Rust for CLI
zetl is written in Rust. This was a deliberate choice driven by the requirements of a CLI tool that handles large vaults and complex reasoning.
(given type-safe)
(given single-binary)
(given fast-startup)
Why Rust
- Type safety — the Scanner, Link Graph, and Reasoning Engine involve complex data flows. Rust’s type system catches entire classes of bugs at compile time.
- Single binary —
cargo installproduces one executable with no runtime dependencies. Users don’t need Python, Node, or a JVM. - Fast startup — CLI tools that take hundreds of milliseconds to start feel sluggish. Rust’s zero-cost abstractions keep startup instant even on large vaults.
- Memory safety — no garbage collector pauses, no null pointer surprises.

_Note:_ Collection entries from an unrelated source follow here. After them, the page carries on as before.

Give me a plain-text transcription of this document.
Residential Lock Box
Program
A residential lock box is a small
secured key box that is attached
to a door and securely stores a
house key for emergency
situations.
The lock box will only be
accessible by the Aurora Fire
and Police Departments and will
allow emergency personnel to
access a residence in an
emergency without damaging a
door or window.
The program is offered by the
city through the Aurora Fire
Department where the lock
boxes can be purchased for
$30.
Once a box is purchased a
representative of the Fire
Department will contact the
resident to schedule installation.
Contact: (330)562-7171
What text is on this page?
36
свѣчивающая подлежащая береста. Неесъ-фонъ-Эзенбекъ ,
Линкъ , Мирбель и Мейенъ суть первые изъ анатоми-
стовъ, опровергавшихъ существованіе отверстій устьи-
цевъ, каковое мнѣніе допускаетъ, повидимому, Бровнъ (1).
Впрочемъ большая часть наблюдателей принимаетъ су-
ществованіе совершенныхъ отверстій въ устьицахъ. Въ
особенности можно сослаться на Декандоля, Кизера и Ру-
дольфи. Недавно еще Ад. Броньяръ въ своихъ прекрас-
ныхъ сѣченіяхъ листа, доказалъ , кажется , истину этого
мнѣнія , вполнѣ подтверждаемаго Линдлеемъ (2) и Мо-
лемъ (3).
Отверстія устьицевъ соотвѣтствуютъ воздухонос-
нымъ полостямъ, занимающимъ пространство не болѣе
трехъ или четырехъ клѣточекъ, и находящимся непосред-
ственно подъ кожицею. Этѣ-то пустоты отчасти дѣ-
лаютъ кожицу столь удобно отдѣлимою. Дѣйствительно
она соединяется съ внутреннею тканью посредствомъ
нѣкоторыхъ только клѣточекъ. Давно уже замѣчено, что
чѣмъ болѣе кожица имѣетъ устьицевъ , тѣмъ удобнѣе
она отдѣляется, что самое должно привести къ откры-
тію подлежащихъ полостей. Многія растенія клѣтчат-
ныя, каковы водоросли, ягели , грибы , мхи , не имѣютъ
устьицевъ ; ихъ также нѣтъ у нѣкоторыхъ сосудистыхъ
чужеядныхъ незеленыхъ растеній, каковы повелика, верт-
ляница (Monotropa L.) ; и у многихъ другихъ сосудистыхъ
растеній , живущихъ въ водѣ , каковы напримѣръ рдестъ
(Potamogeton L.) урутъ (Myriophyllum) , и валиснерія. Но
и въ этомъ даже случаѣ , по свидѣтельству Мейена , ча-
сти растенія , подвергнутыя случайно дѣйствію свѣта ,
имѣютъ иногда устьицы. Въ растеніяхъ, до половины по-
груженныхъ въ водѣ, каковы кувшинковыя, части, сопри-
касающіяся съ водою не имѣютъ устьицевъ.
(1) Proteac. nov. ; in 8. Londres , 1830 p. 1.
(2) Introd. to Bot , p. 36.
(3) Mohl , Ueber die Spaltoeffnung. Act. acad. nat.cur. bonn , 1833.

Important when processing thousands of files.
Trade-offs
- Slower to iterate during development compared to a scripting language
- The Feature Gates mechanism adds build complexity
- Compile times are non-trivial
These trade-offs are acceptable for a tool meant to be installed once and used daily.
Dependencies
Key crates: clap (CLI parsing), petgraph (Link Graph), pulldown-cmark (Scanner), ratatui (TUI), spindle-core / spindle-parser (Reasoning Engine).